Comme il est plus largement développé dans l’introduction de cette brochure, la branche française du negrisme a surtout sévi dans les revues Futur Antérieur puis Multitudes. D’autres revues, comme Chimères ou Vacarme, leur offrent régulièrement la parole, élargissant ainsi la sphère d’influence à un lectorat un peu plus large. Nous y avons puisé quelques extraits autour des concepts théoriques (revenu garanti, nouveau New Deal, multitude, la technologie informatique comme instrument de libération, pouvoir constituant) qu’ils tentent d’introduire ici, surfant sur chaque “mouvement social” ou lutte qui leur semble adéquate.

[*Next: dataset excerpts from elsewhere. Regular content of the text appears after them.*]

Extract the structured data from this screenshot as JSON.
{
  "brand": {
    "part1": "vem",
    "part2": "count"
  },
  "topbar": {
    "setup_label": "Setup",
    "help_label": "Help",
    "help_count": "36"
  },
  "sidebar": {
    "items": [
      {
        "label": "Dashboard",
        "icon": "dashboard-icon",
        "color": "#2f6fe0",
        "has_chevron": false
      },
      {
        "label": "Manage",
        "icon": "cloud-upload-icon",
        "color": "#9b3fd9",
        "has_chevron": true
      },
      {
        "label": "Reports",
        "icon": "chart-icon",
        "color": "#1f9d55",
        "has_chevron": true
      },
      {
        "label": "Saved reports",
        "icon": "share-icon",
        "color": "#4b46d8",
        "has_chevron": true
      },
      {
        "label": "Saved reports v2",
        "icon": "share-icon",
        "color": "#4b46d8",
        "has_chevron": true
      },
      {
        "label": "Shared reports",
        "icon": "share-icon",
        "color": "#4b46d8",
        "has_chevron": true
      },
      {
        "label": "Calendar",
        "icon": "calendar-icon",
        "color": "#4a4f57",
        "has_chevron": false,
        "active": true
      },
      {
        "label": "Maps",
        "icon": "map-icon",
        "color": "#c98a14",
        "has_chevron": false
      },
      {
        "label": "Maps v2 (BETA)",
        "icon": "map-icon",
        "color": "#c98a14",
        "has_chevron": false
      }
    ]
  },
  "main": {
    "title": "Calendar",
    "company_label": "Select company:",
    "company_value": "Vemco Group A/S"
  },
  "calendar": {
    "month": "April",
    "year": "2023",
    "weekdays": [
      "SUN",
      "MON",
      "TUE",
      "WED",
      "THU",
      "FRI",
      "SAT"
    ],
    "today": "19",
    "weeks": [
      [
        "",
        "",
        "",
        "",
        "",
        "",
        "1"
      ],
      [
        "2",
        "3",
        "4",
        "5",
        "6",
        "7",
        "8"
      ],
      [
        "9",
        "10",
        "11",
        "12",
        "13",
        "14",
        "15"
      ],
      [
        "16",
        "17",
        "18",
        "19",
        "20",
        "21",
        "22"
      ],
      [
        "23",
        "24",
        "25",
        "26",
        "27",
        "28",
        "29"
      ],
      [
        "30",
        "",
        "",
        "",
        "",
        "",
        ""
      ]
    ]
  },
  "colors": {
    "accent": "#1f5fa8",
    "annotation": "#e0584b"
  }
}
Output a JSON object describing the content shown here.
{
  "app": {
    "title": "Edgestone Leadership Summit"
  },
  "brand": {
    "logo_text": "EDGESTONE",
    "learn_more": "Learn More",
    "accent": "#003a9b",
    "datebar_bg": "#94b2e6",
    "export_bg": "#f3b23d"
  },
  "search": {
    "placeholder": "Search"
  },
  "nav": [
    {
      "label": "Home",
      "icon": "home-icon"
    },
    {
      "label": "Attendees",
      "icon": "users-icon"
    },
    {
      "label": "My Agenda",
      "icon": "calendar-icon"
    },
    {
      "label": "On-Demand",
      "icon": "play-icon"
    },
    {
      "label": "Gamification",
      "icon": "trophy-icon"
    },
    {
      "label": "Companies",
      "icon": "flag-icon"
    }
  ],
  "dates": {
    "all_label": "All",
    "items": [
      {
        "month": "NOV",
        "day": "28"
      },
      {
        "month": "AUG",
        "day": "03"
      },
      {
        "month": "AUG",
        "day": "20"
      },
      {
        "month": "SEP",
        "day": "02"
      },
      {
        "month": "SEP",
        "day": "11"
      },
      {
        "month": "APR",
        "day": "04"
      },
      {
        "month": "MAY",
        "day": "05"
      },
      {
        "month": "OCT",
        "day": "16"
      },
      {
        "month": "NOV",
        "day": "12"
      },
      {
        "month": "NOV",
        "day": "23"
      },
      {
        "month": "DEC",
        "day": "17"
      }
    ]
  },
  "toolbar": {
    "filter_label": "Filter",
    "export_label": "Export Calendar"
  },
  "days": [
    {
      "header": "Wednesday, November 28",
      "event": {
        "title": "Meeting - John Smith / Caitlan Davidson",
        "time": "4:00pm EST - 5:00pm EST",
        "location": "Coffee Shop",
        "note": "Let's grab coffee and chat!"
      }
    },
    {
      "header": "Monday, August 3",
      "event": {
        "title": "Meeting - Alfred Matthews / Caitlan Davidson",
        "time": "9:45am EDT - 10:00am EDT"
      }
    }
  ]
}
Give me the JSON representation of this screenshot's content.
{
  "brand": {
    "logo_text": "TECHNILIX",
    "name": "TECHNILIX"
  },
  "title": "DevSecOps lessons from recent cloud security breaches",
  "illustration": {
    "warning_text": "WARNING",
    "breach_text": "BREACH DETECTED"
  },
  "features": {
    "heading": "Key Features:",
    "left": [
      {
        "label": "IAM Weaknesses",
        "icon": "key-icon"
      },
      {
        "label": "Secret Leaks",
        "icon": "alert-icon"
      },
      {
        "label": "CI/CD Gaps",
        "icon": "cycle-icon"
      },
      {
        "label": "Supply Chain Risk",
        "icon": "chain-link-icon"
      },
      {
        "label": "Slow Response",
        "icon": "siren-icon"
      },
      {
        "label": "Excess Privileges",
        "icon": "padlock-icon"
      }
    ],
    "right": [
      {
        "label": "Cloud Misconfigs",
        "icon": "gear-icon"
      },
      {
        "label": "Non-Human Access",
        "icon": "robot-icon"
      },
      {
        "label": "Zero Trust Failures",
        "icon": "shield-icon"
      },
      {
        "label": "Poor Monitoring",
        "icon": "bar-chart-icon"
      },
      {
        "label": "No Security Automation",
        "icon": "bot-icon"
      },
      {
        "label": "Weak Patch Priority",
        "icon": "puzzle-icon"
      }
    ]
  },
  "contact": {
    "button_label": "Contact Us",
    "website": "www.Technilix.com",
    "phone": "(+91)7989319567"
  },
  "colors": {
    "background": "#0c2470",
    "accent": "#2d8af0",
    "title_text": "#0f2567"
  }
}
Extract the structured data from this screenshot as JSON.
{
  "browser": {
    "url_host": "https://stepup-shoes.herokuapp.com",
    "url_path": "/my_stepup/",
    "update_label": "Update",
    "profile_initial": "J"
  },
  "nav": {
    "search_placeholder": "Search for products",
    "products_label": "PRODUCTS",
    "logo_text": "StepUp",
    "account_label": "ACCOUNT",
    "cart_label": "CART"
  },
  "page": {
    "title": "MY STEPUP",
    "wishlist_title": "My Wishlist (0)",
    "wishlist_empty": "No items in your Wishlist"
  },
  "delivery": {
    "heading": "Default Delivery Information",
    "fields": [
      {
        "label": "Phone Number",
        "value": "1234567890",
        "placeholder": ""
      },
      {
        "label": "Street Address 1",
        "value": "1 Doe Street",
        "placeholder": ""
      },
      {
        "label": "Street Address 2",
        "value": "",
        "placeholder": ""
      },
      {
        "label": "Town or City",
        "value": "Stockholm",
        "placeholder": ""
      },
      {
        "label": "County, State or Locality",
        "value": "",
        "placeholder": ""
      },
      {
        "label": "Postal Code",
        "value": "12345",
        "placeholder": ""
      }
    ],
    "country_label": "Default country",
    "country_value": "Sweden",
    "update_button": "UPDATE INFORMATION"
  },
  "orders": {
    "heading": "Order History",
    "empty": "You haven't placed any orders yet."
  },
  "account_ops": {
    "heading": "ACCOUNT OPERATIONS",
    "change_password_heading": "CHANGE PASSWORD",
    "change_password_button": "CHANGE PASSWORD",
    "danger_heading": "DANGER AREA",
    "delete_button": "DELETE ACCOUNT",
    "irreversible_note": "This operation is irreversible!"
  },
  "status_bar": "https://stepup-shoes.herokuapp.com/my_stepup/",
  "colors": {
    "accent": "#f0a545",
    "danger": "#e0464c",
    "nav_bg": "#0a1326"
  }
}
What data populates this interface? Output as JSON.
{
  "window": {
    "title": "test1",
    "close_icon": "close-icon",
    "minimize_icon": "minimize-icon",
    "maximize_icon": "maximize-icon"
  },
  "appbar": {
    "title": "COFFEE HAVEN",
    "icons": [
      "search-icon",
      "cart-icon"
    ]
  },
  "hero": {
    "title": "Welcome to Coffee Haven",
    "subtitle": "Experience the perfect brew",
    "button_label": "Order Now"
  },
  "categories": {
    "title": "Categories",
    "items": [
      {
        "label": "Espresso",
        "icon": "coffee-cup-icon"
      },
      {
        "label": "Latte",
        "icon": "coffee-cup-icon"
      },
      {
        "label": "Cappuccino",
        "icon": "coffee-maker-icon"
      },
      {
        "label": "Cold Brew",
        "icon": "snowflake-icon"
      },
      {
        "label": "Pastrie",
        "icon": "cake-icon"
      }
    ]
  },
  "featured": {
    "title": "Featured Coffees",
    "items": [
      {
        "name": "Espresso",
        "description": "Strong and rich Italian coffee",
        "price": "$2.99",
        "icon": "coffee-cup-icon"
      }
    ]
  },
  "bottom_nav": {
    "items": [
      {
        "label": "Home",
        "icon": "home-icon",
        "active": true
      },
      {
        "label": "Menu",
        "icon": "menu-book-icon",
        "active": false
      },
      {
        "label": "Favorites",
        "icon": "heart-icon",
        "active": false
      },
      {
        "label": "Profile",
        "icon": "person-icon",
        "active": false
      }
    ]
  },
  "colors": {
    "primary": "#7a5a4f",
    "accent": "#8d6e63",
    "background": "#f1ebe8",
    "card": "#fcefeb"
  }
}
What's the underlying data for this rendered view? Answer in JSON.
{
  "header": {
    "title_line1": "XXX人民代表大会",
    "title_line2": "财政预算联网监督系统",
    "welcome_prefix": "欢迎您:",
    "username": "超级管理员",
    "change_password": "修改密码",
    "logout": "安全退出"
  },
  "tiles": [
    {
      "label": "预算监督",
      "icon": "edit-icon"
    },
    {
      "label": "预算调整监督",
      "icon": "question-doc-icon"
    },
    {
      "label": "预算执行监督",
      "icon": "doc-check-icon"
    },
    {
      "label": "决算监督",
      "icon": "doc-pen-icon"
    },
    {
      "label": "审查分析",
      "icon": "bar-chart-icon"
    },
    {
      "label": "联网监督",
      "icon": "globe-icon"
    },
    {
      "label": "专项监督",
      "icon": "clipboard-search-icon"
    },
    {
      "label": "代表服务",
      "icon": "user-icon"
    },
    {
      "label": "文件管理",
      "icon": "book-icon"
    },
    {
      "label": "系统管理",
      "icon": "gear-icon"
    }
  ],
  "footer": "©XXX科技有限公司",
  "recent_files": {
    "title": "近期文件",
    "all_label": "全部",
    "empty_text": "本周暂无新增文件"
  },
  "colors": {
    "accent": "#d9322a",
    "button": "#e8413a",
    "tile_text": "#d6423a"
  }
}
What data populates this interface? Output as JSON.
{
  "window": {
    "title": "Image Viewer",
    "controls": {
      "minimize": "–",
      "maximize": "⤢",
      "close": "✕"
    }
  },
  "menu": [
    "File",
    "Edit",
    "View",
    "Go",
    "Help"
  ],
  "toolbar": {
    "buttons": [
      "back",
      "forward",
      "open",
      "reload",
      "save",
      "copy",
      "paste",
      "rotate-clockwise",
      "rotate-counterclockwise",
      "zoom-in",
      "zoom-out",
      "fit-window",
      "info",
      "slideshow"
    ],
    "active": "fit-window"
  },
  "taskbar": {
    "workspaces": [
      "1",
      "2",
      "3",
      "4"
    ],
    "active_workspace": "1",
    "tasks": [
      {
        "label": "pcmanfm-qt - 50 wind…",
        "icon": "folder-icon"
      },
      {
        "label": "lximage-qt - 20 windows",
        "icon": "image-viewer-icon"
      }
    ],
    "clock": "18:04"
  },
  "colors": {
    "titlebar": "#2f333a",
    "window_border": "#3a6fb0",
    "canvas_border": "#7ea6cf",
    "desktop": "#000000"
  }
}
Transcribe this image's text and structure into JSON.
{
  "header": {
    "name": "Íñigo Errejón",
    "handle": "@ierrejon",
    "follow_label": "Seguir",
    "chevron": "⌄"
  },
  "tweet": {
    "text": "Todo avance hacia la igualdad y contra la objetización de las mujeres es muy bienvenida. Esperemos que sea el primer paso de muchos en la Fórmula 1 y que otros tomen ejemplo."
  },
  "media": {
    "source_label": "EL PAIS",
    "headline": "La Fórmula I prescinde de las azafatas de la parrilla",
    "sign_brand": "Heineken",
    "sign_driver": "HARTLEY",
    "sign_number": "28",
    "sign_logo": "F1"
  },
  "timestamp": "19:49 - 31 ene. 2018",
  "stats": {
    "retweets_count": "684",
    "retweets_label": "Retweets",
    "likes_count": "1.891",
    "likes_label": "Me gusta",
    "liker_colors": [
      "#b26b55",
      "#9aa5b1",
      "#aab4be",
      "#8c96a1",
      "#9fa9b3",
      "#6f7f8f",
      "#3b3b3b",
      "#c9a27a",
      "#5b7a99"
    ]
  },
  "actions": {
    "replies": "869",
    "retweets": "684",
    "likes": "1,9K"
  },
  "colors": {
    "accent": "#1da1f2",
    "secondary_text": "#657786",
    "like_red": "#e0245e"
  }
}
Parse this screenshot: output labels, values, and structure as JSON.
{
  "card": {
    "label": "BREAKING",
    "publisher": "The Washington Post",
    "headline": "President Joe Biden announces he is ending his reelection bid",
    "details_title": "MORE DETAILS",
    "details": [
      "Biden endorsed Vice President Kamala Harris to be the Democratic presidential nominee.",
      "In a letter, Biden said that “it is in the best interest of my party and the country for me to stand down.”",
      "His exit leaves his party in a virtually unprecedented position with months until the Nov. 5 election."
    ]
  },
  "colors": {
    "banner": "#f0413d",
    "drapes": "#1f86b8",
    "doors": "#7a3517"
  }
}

Nous n’avons pu résister au plaisir d’y joindre deux extraits de pétitions signées avec la gauche de parti, notamment par Yann Moulier-Boutang, co-rédacteur de livres avec Negri depuis le début des années 90 et directeur de publication de la revue phare du negrisme en France, Multitudes, et un autre du prophète lui-même, sur les émeutes de Gênes en juillet 2001.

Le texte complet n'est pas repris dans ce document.